Filtered reads from each isolate were mapped to the S. aureus ST9 reference genome (strain QD-CD9; accession number CP031838) by Snippy 4.4 (https://github.com/tseemann/snippy) using default settings. For genome assemblies downloaded from the NCBI WGS database, 10 million 150-bp paired-end reads were simulated using the wgsim (https://github.com/lh3/wgsim) algorithm from SAMtools (50) and were mapped to the reference genome using Snippy. Prophages were predicted using PHASTER (51), and repeated regions were examined using MUMmer (52). SNPs among prophages and repeated regions were excluded, as they reflect horizontal gene transfer events or are unable to be resolved by short-read sequencing.

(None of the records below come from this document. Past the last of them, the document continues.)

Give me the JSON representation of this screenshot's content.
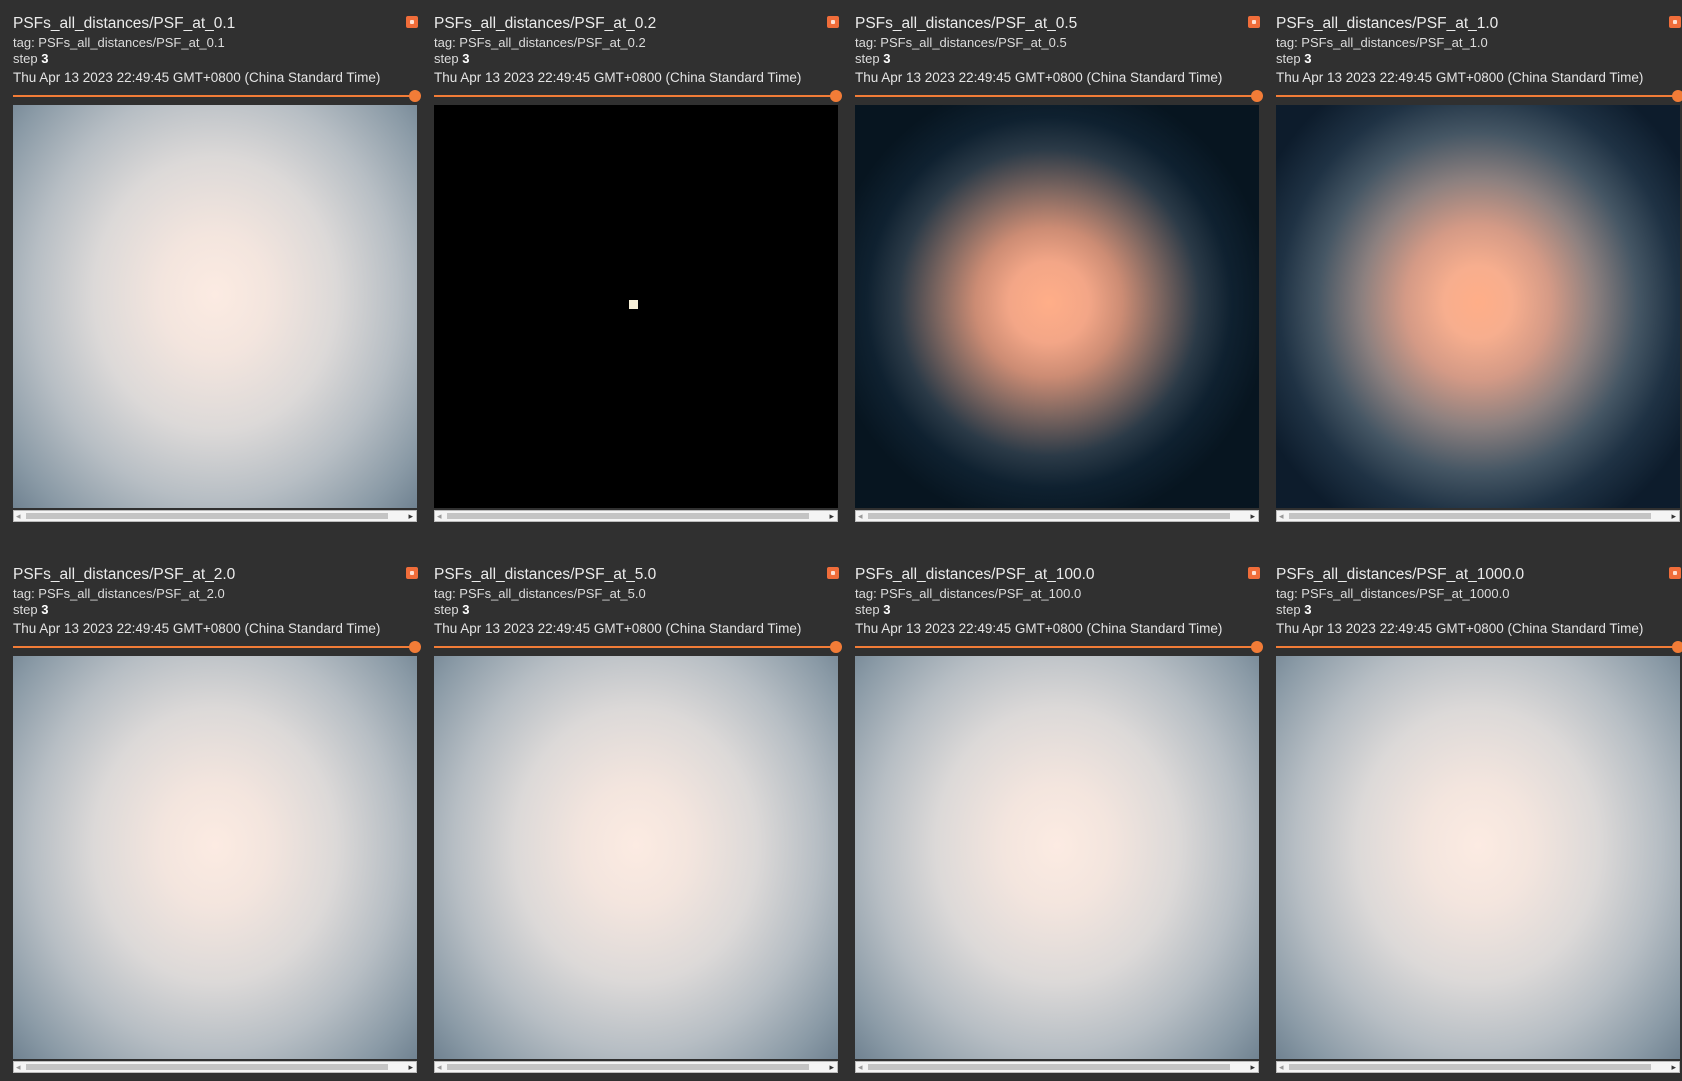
{
  "cards": [
    {
      "title": "PSFs_all_distances/PSF_at_0.1",
      "tag": "tag: PSFs_all_distances/PSF_at_0.1",
      "step_label": "step",
      "step": "3",
      "timestamp": "Thu Apr 13 2023 22:49:45 GMT+0800 (China Standard Time)"
    },
    {
      "title": "PSFs_all_distances/PSF_at_0.2",
      "tag": "tag: PSFs_all_distances/PSF_at_0.2",
      "step_label": "step",
      "step": "3",
      "timestamp": "Thu Apr 13 2023 22:49:45 GMT+0800 (China Standard Time)"
    },
    {
      "title": "PSFs_all_distances/PSF_at_0.5",
      "tag": "tag: PSFs_all_distances/PSF_at_0.5",
      "step_label": "step",
      "step": "3",
      "timestamp": "Thu Apr 13 2023 22:49:45 GMT+0800 (China Standard Time)"
    },
    {
      "title": "PSFs_all_distances/PSF_at_1.0",
      "tag": "tag: PSFs_all_distances/PSF_at_1.0",
      "step_label": "step",
      "step": "3",
      "timestamp": "Thu Apr 13 2023 22:49:45 GMT+0800 (China Standard Time)"
    },
    {
      "title": "PSFs_all_distances/PSF_at_2.0",
      "tag": "tag: PSFs_all_distances/PSF_at_2.0",
      "step_label": "step",
      "step": "3",
      "timestamp": "Thu Apr 13 2023 22:49:45 GMT+0800 (China Standard Time)"
    },
    {
      "title": "PSFs_all_distances/PSF_at_5.0",
      "tag": "tag: PSFs_all_distances/PSF_at_5.0",
      "step_label": "step",
      "step": "3",
      "timestamp": "Thu Apr 13 2023 22:49:45 GMT+0800 (China Standard Time)"
    },
    {
      "title": "PSFs_all_distances/PSF_at_100.0",
      "tag": "tag: PSFs_all_distances/PSF_at_100.0",
      "step_label": "step",
      "step": "3",
      "timestamp": "Thu Apr 13 2023 22:49:45 GMT+0800 (China Standard Time)"
    },
    {
      "title": "PSFs_all_distances/PSF_at_1000.0",
      "tag": "tag: PSFs_all_distances/PSF_at_1000.0",
      "step_label": "step",
      "step": "3",
      "timestamp": "Thu Apr 13 2023 22:49:45 GMT+0800 (China Standard Time)"
    }
  ],
  "icons": {
    "expand": "expand-icon",
    "scroll_left": "chevron-left-icon",
    "scroll_right": "chevron-right-icon"
  },
  "colors": {
    "background": "#303030",
    "accent": "#f27c37",
    "expand_button": "#f06d3a"
  }
}
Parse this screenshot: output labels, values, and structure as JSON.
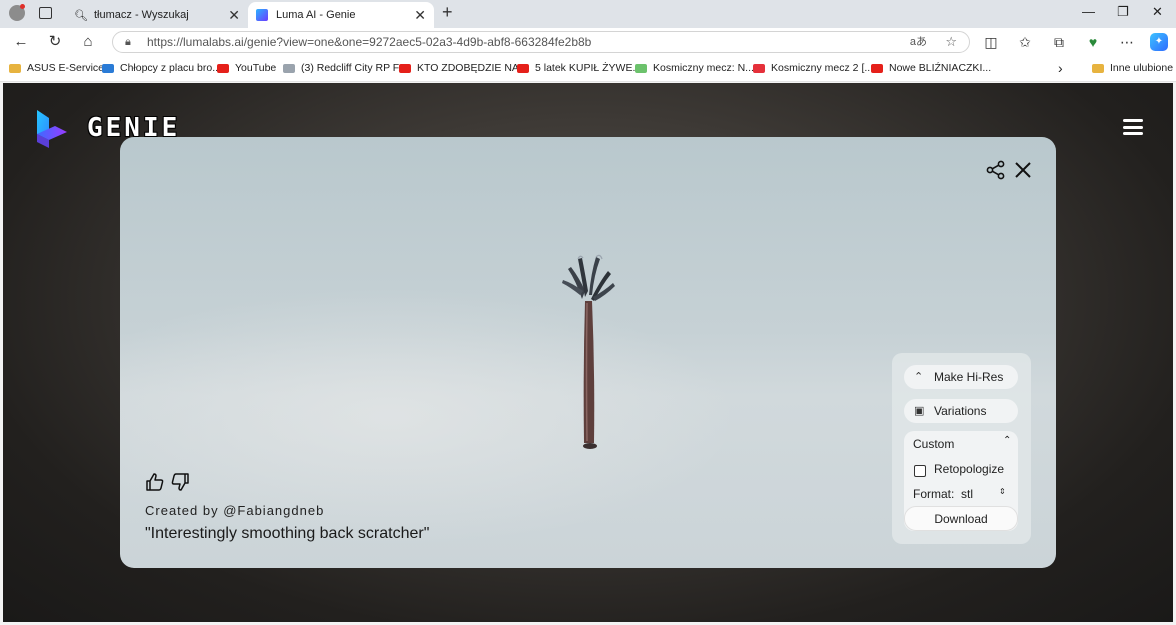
{
  "browser": {
    "tabs": [
      {
        "title": "tłumacz - Wyszukaj"
      },
      {
        "title": "Luma AI - Genie"
      }
    ],
    "url": "https://lumalabs.ai/genie?view=one&one=9272aec5-02a3-4d9b-abf8-663284fe2b8b",
    "bookmarks": [
      {
        "label": "ASUS E-Service",
        "icon": "folder"
      },
      {
        "label": "Chłopcy z placu bro...",
        "icon": "bing"
      },
      {
        "label": "YouTube",
        "icon": "youtube"
      },
      {
        "label": "(3) Redcliff City RP F...",
        "icon": "page"
      },
      {
        "label": "KTO ZDOBĘDZIE NA...",
        "icon": "youtube"
      },
      {
        "label": "5 latek KUPIŁ ŻYWE...",
        "icon": "youtube"
      },
      {
        "label": "Kosmiczny mecz: N...",
        "icon": "green"
      },
      {
        "label": "Kosmiczny mecz 2 [...",
        "icon": "red"
      },
      {
        "label": "Nowe BLIŹNIACZKI...",
        "icon": "youtube"
      }
    ],
    "other_favorites": "Inne ulubione"
  },
  "site": {
    "logo_text": "GENIE"
  },
  "card": {
    "created_by": "Created by @Fabiangdneb",
    "prompt": "\"Interestingly smoothing back scratcher\""
  },
  "panel": {
    "make_hires": "Make Hi-Res",
    "variations": "Variations",
    "preset": "Custom",
    "retopologize": "Retopologize",
    "format_label": "Format:",
    "format_value": "stl",
    "download": "Download"
  }
}
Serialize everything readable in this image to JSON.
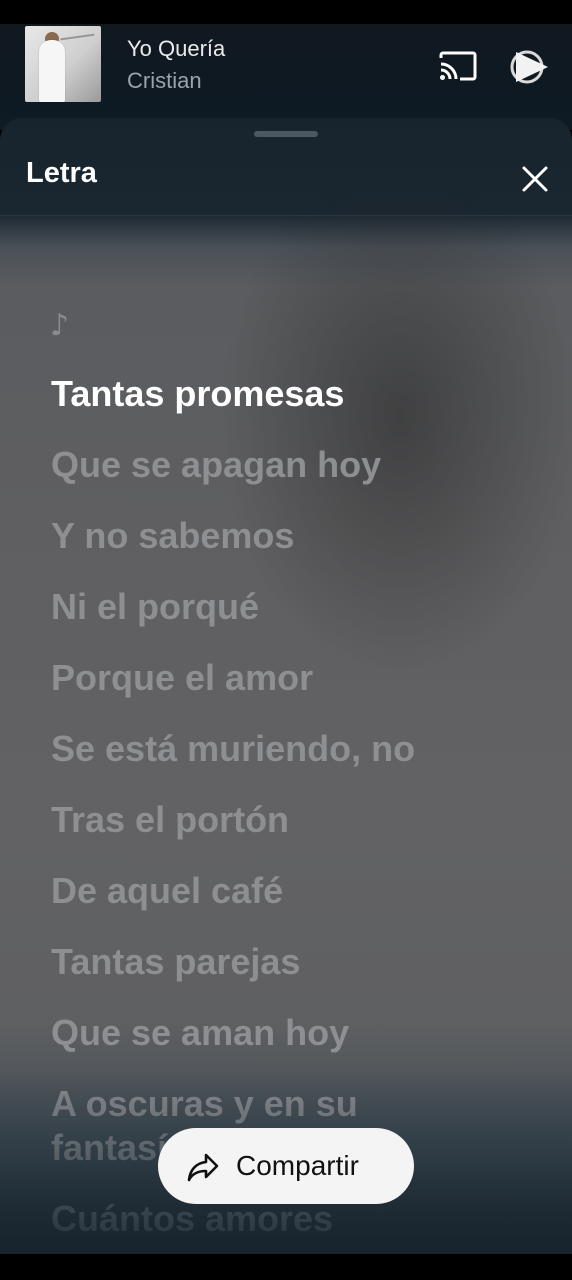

The recombination analysis was then performed using Gubbins v3.0.0 (53). The BactDating R package (54) was used to estimate node dates of ST9 strains. The recombination-corrected tree from Gubbins output (53) and the isolation time were used as the inputs in BactDating v1.1 (54), using a mixed model with 108 iterations to ensure that the Markov chain Monte Carlo (MCMC) simulation was run for long enough to converge (the effective sample sizes of the inferred parameters α, μ, and σ were >200). Three BactDating replicates and one with a randomized tip date were conducted, and the convergence was evaluated with the Gelman diagnostic using the coda R package. The temporal signal significance was determined by comparing the first replicate model to the model with randomized tip date using the model compare function of the BactDating package (54). The resulting BactDating tree was then annotated using iTOL v5 (55).

Data availability.

The raw reads of the 17 ST9 S. aureus genomes sequenced in this study were deposited in GenBank under BioProject accession no. PRJNA354234.